Message from NJMVC Administration
Upon reopening, NJMVC Chief Administrator Sue Fulton noted the agency was expecting unusually high customer volumes for reopening July 7. The agency pre-deployed to busiest agencies two hours ahead of start time.
Additionally, the agency said its senior staff were deployed to help process transactions. It asked customers to visit the agency website to check for line times.
“While we understand the frustration of our customers in this extremely challenging and difficult time, our employees are doing the best they can to keep everyone safe and work as efficiently as possible,” she said.
A Lack of a Planning
Bucco lamented the agency’s lack of planning regarding reopening, saying it stemmed from a failure of leadership. He argued New Jersey residents deserved better.
“Look at the situation. The lines are horrendous. They had to know this was coming. I warned them and everybody knew it,” he said. Bucco had suggested extending expiration dates for driver’s licenses and vehicle registrations, extended until crowds had died down.
Corrado was baffled as well at the MVC being so unprepared, stating “It is crystal clear they are unprepared. People, waiting for many hours to complete necessary transactions, are living a nightmare.”

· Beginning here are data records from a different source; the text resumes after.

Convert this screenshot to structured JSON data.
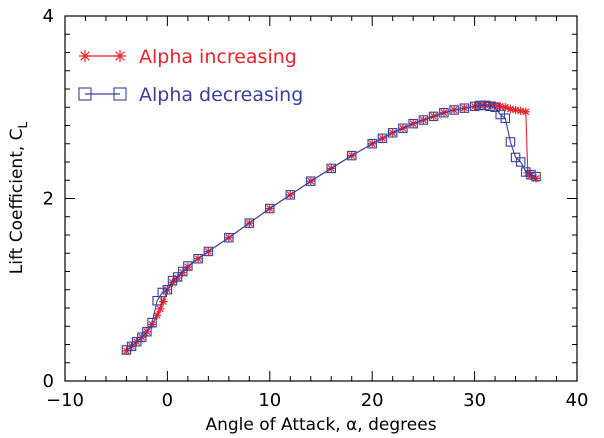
{
  "chart_data": {
    "type": "line",
    "xlabel": "Angle of Attack, α, degrees",
    "ylabel": "Lift Coefficient, C",
    "ylabel_subscript": "L",
    "xlim": [
      -10,
      40
    ],
    "ylim": [
      0,
      4
    ],
    "x_ticks": [
      -10,
      0,
      10,
      20,
      30,
      40
    ],
    "x_tick_labels": [
      "−10",
      "0",
      "10",
      "20",
      "30",
      "40"
    ],
    "y_ticks": [
      0,
      2,
      4
    ],
    "y_tick_labels": [
      "0",
      "2",
      "4"
    ],
    "legend_position": "top-left",
    "series": [
      {
        "name": "Alpha increasing",
        "color": "#e8232a",
        "marker": "asterisk",
        "x": [
          -4.0,
          -3.5,
          -3.0,
          -2.5,
          -2.0,
          -1.5,
          -1.0,
          -0.7,
          -0.4,
          0.0,
          0.5,
          1.0,
          1.5,
          2.0,
          3.0,
          4.0,
          6.0,
          8.0,
          10.0,
          12.0,
          14.0,
          16.0,
          18.0,
          20.0,
          21.0,
          22.0,
          23.0,
          24.0,
          25.0,
          26.0,
          27.0,
          28.0,
          29.0,
          30.0,
          30.5,
          31.0,
          31.5,
          32.0,
          32.5,
          33.0,
          33.5,
          34.0,
          34.5,
          35.0,
          35.2,
          35.5,
          36.0
        ],
        "y": [
          0.33,
          0.38,
          0.43,
          0.48,
          0.54,
          0.62,
          0.72,
          0.79,
          0.87,
          1.0,
          1.08,
          1.13,
          1.19,
          1.25,
          1.34,
          1.42,
          1.57,
          1.73,
          1.89,
          2.04,
          2.19,
          2.33,
          2.47,
          2.6,
          2.66,
          2.72,
          2.77,
          2.82,
          2.86,
          2.9,
          2.94,
          2.97,
          2.99,
          3.01,
          3.02,
          3.03,
          3.03,
          3.02,
          3.01,
          3.0,
          2.98,
          2.97,
          2.96,
          2.95,
          2.28,
          2.25,
          2.22
        ]
      },
      {
        "name": "Alpha decreasing",
        "color": "#3a3f9c",
        "marker": "square",
        "x": [
          36.0,
          35.5,
          35.0,
          34.5,
          34.0,
          33.5,
          33.0,
          32.5,
          32.0,
          31.5,
          31.0,
          30.5,
          30.0,
          29.0,
          28.0,
          27.0,
          26.0,
          25.0,
          24.0,
          23.0,
          22.0,
          21.0,
          20.0,
          18.0,
          16.0,
          14.0,
          12.0,
          10.0,
          8.0,
          6.0,
          4.0,
          3.0,
          2.0,
          1.5,
          1.0,
          0.5,
          0.0,
          -0.5,
          -1.0,
          -1.5,
          -2.0,
          -2.5,
          -3.0,
          -3.5,
          -4.0
        ],
        "y": [
          2.24,
          2.26,
          2.29,
          2.4,
          2.45,
          2.62,
          2.88,
          2.92,
          3.0,
          3.01,
          3.02,
          3.02,
          3.01,
          2.99,
          2.97,
          2.94,
          2.9,
          2.86,
          2.82,
          2.77,
          2.72,
          2.66,
          2.6,
          2.47,
          2.33,
          2.19,
          2.04,
          1.89,
          1.73,
          1.57,
          1.42,
          1.34,
          1.26,
          1.2,
          1.14,
          1.1,
          1.0,
          0.97,
          0.88,
          0.64,
          0.54,
          0.48,
          0.43,
          0.38,
          0.34
        ]
      }
    ]
  }
}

The state senator noted at the Wayne MVC office in her legislative district, the situation was so bad the local police shut down the office as traffic backed up onto Route 46, creating a hazardous situation.
“NJMVC’s performance has been an abysmal failure,” Corrado said. “Locally, they were so overwhelmed they were utilizing police officers to screen cars on Route 46 before they entered the facility to get them into the right cues. It is obvious there has been no preparation, no planning, no leadership.”